As can be seen from table 4: (1) the higher the yeast polysaccharide content in the adjuvant, the higher the gel viscosity and the higher the phase transition temperature; (2) the smaller the solvent dosage during the reconstitution, the higher the gel viscosity and the higher the phase transition temperature; (3) antibody titers were positive only when the ratio of polyinosinic to yeast polysaccharide was 1:2.

In summary, when the ratio of polyinosinic to zymosan is 1:2 and the ratio of lyophilized powder to vehicle is 2:3, both the gel property and the antibody titer meet the requirements.

Example 5 influenza vaccine with different storage modes

Acceleration stabilization experiment: the temperature is 25+/-2 ℃ and the relative humidity is 60+/-10 percent, and the hemagglutinin content of each of 2 influenza-loaded vaccines is respectively measured by sampling and storing for 0 month, 1 month, 2 months, 3 months and 6 months.

The method for measuring the hemagglutinin content was the same as in example 2.

The average results of the measurements are shown in Table 5.

TABLE 5 influenza vaccine potency assay for different storage modes

As can be seen from table 5: after the gel group influenza vaccine and the freeze-dried group influenza vaccine are stored for 6 months under the same environmental condition, the titer of the gel group influenza vaccine is reduced far more than that of the freeze-dried group.

Thus, lyophilization preservation is beneficial in reducing influenza vaccine potency decline.

Example 6 gel Property Change under Long term storage

Acceleration stabilization experiment: the gel was reconstituted in the same manner by sampling for 0 month, 1 month, 2 months, 3 months, and 6 months at 25 ℃ + -2deg.C and relative humidity 60% + -10%, respectively, and the gel properties were measured.

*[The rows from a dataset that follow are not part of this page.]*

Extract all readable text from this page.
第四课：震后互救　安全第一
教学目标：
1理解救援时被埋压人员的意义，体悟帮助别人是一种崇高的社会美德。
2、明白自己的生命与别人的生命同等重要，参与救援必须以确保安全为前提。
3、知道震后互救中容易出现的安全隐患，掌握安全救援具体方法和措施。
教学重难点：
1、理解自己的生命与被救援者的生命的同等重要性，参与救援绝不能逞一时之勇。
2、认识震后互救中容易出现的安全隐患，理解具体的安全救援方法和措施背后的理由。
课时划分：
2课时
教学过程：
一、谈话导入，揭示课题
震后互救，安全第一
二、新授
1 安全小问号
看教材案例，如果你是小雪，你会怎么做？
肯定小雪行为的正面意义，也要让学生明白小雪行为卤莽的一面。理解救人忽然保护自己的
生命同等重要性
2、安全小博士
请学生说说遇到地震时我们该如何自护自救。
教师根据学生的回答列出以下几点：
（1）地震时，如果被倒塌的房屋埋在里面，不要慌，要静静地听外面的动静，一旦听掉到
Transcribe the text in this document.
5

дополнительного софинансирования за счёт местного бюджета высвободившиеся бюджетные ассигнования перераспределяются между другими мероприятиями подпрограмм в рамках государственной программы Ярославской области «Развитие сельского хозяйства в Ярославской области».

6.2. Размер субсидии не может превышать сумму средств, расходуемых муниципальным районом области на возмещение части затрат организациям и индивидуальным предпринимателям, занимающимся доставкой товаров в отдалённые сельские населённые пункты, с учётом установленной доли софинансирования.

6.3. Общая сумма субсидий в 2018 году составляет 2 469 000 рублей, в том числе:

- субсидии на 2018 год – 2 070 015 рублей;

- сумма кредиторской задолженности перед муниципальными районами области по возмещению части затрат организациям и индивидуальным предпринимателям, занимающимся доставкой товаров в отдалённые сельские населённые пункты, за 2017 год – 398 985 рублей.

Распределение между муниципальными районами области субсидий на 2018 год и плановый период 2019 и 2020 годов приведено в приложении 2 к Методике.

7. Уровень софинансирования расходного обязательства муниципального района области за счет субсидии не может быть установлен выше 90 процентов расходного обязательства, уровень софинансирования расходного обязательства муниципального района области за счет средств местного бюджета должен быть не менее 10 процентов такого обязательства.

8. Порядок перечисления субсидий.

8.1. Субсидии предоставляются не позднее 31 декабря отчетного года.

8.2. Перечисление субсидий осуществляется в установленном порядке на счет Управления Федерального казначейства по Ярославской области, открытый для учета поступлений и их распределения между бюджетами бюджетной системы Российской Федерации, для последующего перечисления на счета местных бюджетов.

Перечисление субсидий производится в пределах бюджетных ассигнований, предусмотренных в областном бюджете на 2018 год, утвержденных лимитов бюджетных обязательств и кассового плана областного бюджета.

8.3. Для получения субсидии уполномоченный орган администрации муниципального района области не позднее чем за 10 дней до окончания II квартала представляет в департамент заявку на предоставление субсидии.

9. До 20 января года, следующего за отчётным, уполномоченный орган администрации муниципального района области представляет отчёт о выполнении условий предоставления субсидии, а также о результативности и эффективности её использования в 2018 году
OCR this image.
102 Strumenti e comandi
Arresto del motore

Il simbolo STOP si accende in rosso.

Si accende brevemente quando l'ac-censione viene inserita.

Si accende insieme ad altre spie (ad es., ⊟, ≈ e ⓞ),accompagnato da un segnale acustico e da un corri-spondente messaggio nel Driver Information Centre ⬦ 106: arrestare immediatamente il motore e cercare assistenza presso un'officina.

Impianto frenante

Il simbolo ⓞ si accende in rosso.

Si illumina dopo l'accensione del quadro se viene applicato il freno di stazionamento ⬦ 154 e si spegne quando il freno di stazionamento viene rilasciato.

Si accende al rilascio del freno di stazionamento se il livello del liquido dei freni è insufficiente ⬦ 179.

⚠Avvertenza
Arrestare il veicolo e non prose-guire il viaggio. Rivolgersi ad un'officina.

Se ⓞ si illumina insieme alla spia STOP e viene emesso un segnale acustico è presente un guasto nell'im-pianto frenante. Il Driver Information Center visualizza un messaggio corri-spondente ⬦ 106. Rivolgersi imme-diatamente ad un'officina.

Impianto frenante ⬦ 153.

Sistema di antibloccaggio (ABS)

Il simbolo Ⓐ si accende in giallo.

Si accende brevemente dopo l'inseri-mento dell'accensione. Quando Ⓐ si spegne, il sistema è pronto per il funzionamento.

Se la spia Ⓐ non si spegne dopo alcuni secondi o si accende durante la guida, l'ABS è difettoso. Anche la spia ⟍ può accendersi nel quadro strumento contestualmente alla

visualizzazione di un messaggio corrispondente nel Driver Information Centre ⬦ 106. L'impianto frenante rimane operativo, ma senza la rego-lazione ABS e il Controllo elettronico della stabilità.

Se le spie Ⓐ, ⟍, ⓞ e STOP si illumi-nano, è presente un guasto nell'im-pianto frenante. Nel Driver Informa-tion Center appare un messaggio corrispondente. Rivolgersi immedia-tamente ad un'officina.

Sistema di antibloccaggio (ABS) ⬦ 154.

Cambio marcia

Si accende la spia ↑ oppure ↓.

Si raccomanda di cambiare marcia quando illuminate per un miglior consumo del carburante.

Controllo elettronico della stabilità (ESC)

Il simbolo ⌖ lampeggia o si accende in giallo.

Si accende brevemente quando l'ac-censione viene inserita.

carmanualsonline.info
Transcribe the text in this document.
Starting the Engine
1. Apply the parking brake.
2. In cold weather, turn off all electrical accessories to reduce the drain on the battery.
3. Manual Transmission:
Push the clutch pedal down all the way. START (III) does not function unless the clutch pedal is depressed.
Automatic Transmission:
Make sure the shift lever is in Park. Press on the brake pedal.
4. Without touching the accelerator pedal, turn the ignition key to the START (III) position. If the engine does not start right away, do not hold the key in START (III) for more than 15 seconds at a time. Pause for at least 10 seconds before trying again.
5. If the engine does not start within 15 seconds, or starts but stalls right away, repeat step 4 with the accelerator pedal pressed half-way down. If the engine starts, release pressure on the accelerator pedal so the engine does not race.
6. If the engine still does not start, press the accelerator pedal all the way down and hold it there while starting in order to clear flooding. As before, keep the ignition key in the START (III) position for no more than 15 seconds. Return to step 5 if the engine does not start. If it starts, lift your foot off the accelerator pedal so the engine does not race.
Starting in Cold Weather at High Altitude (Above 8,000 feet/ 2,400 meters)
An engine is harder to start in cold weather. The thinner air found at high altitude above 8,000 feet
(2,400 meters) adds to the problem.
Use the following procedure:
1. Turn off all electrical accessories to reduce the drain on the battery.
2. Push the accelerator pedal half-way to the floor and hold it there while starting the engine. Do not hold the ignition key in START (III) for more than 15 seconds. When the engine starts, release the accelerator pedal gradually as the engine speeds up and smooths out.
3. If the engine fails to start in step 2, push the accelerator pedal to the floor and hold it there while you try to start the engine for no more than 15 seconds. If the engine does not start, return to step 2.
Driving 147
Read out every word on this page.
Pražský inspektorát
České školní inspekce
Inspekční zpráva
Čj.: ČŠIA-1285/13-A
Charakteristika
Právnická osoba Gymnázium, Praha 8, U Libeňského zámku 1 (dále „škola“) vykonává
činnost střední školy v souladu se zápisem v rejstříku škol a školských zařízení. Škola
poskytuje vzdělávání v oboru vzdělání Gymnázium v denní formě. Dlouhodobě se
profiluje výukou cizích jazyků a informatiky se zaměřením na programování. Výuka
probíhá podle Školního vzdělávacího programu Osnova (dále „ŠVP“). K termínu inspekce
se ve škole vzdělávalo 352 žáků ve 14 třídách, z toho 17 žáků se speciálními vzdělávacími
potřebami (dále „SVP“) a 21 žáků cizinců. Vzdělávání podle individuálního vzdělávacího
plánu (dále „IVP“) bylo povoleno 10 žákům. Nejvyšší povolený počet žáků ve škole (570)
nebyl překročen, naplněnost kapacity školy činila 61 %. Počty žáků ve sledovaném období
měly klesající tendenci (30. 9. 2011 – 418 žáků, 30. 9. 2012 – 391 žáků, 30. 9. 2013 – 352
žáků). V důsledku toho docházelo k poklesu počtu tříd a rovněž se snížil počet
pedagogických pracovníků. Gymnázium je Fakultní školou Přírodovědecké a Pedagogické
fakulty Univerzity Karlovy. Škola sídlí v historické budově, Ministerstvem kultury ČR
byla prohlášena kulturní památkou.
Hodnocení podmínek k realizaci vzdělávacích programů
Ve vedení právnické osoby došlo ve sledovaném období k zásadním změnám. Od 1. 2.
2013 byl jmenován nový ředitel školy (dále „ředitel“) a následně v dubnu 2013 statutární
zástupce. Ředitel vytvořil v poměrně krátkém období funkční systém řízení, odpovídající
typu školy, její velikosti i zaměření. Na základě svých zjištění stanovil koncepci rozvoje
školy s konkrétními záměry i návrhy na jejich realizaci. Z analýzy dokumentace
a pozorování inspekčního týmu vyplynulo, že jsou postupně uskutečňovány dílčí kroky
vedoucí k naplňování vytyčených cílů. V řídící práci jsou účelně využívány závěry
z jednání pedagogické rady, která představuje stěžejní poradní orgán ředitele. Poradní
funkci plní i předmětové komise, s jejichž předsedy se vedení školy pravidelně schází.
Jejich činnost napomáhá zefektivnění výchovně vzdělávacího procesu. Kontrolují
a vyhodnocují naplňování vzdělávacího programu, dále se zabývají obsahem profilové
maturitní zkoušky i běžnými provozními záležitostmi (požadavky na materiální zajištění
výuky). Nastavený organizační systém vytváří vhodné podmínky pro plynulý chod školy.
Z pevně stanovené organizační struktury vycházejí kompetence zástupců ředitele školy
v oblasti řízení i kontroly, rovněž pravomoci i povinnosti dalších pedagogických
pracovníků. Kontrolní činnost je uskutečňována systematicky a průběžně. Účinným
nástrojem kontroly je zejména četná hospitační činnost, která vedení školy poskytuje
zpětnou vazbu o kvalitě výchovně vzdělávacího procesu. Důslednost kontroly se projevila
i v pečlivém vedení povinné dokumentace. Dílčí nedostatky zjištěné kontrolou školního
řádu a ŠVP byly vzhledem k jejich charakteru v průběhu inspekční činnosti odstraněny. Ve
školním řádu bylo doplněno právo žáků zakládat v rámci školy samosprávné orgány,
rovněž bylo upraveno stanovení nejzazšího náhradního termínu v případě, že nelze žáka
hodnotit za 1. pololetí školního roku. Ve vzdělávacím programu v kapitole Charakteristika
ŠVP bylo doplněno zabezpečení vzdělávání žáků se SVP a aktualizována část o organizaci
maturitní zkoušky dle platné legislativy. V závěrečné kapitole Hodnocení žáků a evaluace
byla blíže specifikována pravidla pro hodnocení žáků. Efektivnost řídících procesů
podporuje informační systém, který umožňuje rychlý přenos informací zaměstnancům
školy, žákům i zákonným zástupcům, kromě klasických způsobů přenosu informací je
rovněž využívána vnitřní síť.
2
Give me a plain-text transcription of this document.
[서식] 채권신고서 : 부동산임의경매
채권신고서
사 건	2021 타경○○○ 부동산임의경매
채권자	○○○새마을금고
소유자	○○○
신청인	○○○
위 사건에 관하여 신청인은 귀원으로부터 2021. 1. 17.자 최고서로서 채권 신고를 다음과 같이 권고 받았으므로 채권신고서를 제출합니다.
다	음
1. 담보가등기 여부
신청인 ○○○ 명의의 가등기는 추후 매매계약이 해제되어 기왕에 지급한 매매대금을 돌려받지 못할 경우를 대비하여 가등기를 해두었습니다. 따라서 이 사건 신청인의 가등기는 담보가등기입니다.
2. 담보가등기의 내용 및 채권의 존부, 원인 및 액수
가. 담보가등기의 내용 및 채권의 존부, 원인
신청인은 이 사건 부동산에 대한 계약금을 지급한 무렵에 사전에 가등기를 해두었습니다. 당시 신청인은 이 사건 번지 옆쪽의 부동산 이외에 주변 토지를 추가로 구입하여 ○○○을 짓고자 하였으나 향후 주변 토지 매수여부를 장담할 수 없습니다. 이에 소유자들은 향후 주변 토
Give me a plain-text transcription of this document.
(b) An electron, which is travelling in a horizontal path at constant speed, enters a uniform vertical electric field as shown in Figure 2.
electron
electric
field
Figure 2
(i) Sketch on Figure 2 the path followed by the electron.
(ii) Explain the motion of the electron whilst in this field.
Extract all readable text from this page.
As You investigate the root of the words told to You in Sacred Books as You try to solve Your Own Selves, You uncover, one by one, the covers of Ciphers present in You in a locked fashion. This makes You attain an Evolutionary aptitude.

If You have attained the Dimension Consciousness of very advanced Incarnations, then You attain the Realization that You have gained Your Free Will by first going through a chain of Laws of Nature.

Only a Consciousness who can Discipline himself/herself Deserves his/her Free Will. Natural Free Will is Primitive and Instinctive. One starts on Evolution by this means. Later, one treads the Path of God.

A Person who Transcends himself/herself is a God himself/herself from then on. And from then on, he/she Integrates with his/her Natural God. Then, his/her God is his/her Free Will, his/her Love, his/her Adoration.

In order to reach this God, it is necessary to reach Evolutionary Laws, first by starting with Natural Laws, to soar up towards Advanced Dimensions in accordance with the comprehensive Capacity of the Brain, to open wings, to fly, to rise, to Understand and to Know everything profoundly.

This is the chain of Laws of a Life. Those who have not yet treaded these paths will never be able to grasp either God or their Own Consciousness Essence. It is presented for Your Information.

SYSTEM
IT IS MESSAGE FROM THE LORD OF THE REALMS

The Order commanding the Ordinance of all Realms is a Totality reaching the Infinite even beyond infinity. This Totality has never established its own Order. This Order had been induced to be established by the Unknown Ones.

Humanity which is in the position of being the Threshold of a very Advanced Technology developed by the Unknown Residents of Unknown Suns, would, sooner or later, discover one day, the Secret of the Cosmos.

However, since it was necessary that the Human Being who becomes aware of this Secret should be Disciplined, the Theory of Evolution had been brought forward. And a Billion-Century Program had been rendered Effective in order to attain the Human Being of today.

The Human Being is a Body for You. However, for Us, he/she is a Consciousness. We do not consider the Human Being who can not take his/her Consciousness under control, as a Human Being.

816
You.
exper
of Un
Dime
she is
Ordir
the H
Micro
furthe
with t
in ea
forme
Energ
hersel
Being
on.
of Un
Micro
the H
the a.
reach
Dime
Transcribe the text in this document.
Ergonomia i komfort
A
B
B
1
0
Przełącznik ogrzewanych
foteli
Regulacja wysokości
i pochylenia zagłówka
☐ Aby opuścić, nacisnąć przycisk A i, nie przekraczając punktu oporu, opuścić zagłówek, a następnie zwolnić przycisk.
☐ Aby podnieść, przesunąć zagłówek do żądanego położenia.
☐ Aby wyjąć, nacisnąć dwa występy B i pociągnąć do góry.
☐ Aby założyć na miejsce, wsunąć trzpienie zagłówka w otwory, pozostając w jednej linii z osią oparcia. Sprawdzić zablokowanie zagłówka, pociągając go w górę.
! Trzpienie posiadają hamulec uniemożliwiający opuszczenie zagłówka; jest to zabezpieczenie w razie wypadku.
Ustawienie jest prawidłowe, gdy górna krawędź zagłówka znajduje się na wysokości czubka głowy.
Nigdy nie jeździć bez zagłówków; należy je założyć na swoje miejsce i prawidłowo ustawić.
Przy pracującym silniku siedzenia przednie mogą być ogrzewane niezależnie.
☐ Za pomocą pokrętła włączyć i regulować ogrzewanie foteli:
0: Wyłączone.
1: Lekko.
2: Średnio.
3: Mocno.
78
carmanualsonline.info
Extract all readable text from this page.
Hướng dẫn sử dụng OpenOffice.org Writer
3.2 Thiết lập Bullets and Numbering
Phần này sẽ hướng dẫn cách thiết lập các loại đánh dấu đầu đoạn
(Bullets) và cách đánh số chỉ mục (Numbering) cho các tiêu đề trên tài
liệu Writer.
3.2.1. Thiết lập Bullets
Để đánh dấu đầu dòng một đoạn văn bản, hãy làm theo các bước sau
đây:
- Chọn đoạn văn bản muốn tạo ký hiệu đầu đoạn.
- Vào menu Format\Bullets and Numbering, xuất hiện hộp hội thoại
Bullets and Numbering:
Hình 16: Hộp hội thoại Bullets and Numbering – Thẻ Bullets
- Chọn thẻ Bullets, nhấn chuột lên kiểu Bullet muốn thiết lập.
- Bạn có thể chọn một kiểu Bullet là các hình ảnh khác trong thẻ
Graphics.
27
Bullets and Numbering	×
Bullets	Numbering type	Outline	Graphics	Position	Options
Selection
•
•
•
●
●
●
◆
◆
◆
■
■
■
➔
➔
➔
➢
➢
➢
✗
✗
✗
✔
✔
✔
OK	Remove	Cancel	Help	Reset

The method for testing the viscosity of the temperature-sensitive gel is the same as in example 3.

The method for testing the temperature-sensitive gel phase transition temperature is the same as in example 3.

The average results of the measurements are shown in Table 6.

TABLE 6 gel property change over time storage

As can be seen from table 6, the temperature-sensitive gel phase transition temperature and gel viscosity formed after the Wen Minning gel lyophilized powder is redissolved still meet the requirement of long-term storage. Therefore, the Wen Minning gel freeze-dried powder has good stability under long-term storage.

Claims (6)

1. The influenza vaccine Wen Minning jelly freeze-dried product is characterized by comprising influenza vaccine and Wen Minning jelly solids, wherein the temperature-sensitive jelly solids comprise a freeze-drying protective agent and a vaccine adjuvant, the mass ratio of the freeze-drying protective agent in the Wen Minning jelly solids is 12%, and the freeze-drying protective agent is the combination of sucrose and mannitol; the vaccine adjuvant is the combination of polyinosinic cell and zymosan, and the content ratio of the polyinosinic cell to the zymosan is 1:2.

2. The influenza vaccine Wen Minning jelly freeze-dried product of claim 1, wherein the temperature-sensitive gel solid further comprises a gel material and a gel additive.

3. The influenza vaccine Wen Minning jelly freeze-dried product according to claim 1, wherein the temperature-sensitive gel solid is reconstituted by a vehicle comprising a vaccine adjuvant and a solvent.

4. The influenza vaccine Wen Minning jelly dried product according to claim 3, wherein the ratio of the influenza vaccine Wen Minning jelly dried product to the vehicle is 2:3.

5. The influenza vaccine Wen Minning jelly freeze-dried product according to claim 2, wherein the gel material comprises 80% of Wen Minning jelly solids by mass.

6. The influenza vaccine Wen Minning jelly freeze-dried product according to claim 2 or 5, wherein the gel additive comprises 2.6% of Wen Minning jelly solids by mass.